Disaster soon strikes, the city is evacuated and there’s a particularly emotionally gripping scene with Joe and Elle. Twenty minutes into the film and it seemed like the filmmakers were accomplishing their goal. But then something odd happened…

We jump fifteen years into the future and the protagonist shifts from Joe to his son, Ford (Aaron Taylor Johnson), now a grown man with a wife and son.

Ford is working as a bomb disposal expert for the military. I don’t understand this, the opening disaster scene was wonderful, it had the human story that the filmmakers wanted to captivate us with. We’re now empathising with Bryan Cranston’s character… why are we suddenly shifting protagonists?

I find it so odd that this was the main problem that the film had. The problem with most modern monster-movies is that they rely too heavily on, what I like to call, the ‘Jaws-effect’, i.e. in the first half-hour of the film we see people’s reactions to seeing the creature.

Then about an hour in we’ll see a shadow of the creature, then a foot, then a quick glimpse at it’s face, etc. In the third act we see the entire thing, and the film promptly wraps up and the credits roll. Yawn.

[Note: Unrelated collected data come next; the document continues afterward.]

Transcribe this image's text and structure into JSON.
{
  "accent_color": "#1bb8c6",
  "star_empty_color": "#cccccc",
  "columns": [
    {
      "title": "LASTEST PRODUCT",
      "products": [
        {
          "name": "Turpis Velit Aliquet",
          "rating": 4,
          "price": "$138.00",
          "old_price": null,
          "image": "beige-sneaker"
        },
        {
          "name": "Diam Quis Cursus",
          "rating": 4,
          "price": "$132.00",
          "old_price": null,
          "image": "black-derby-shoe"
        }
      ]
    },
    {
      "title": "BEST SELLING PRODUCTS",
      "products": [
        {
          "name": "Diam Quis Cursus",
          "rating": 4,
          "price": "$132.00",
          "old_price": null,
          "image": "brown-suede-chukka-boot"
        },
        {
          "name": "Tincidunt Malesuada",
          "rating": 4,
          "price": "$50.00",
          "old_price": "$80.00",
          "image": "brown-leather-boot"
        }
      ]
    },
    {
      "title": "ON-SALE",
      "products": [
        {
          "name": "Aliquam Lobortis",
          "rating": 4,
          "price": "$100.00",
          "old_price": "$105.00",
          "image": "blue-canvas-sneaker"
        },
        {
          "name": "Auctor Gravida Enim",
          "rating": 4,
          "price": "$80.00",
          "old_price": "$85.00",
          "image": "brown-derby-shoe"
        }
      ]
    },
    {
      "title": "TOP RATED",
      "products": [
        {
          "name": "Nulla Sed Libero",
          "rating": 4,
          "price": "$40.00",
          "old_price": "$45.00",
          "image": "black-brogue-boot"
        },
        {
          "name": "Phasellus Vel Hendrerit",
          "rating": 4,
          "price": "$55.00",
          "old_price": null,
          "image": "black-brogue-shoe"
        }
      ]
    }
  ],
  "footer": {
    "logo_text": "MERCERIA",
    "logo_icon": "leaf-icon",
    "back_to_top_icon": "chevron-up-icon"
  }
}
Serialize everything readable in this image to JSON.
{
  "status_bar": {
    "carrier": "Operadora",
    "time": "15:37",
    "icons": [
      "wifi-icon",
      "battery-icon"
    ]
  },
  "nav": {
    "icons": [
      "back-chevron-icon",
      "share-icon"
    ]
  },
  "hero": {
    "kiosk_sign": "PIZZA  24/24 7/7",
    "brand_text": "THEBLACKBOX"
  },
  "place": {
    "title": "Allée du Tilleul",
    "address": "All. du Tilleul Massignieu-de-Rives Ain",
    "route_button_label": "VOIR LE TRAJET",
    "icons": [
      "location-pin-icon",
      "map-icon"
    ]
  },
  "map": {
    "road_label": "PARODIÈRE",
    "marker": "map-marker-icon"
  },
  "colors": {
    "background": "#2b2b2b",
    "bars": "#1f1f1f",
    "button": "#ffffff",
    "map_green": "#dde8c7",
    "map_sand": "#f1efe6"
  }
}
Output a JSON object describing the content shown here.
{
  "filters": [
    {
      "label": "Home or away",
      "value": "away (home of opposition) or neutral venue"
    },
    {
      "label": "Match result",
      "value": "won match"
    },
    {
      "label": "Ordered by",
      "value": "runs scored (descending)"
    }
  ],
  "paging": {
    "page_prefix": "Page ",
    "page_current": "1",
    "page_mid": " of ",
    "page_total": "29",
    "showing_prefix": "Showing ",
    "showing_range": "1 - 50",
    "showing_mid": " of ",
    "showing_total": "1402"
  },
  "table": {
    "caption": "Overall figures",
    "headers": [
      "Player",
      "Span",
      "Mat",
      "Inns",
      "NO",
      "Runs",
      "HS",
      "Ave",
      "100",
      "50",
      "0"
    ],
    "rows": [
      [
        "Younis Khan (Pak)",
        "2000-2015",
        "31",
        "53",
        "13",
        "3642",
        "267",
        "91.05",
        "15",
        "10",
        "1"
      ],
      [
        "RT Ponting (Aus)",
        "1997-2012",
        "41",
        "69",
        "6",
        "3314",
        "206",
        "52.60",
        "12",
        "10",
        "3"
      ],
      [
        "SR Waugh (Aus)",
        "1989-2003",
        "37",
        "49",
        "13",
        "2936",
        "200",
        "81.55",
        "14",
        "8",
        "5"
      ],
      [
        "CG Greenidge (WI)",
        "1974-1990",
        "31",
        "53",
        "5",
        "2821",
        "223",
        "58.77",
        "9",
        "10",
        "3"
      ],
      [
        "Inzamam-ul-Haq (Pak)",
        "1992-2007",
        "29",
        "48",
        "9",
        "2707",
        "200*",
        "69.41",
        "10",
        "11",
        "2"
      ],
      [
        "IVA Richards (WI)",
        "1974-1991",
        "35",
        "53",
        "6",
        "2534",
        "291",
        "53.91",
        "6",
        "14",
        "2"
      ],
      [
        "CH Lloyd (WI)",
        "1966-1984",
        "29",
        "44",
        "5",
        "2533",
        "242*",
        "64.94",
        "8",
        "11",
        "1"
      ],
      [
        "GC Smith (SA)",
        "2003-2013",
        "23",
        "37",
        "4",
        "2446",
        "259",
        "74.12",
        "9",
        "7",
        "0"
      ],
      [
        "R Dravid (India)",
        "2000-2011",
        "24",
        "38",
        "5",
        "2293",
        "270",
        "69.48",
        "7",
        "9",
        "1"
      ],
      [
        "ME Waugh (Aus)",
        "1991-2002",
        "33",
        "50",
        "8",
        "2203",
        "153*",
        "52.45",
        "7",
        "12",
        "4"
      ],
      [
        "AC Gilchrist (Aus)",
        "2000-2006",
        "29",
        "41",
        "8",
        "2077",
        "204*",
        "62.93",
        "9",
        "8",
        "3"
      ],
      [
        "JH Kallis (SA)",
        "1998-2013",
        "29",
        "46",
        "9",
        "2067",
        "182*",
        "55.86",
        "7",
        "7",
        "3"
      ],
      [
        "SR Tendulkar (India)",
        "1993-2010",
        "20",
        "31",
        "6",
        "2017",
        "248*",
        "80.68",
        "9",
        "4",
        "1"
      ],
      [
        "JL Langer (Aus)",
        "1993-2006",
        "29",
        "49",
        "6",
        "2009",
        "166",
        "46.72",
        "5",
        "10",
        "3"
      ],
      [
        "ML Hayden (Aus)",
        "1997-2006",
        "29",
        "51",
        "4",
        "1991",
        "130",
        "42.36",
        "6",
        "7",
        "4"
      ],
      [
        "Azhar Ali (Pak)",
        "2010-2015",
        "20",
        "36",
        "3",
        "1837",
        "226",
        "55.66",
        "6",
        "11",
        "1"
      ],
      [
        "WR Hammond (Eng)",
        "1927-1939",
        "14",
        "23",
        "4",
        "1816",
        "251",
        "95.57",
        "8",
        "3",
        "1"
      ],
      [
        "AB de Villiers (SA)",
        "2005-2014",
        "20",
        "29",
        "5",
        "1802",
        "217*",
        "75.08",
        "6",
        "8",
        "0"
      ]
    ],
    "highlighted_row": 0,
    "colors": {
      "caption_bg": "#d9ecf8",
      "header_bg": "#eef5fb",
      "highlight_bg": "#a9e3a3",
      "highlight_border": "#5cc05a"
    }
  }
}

Thankfully however, Edwards and his team have taken the King Kong approach to revealing their creatures. At a certain point in the film, the creature emerges – we see it from head to toe in all it’s magnificent glory – and then we get on with the film.

The creature is just another character. It’s this bold move that saves the film from being just another run-of-the-mill monster movie.

Edwards seeded a human story in the film, but shot himself in the foot by switching protagonist. However, even though Ford is a dull, stone-faced, and frankly uninteresting military-type – because Edwards doesn’t treat his titular character as a gimmick, he rectifies the film.

Ford’s journey takes us through action packed Man vs. Monster scenes. These are full of superbly-timed moments of suspense that had me, at times, gasping aloud and squirming in my seat.

Once Godzilla is given his godly King-Kongesque entrance, he completely steals the third act. The film may have an uninspired protagonist, and too many characters altogether, but there’s never a dull moment.

The creatures are incredibly designed, the suspense scenes are wonderful and there’s plenty of Spielberg-influenced moments of spectacle scattered throughout.

Legendary Pictures and Warner Brothers have made a new entry in the series that’s perfectly fitting for the creature’s 60th birthday.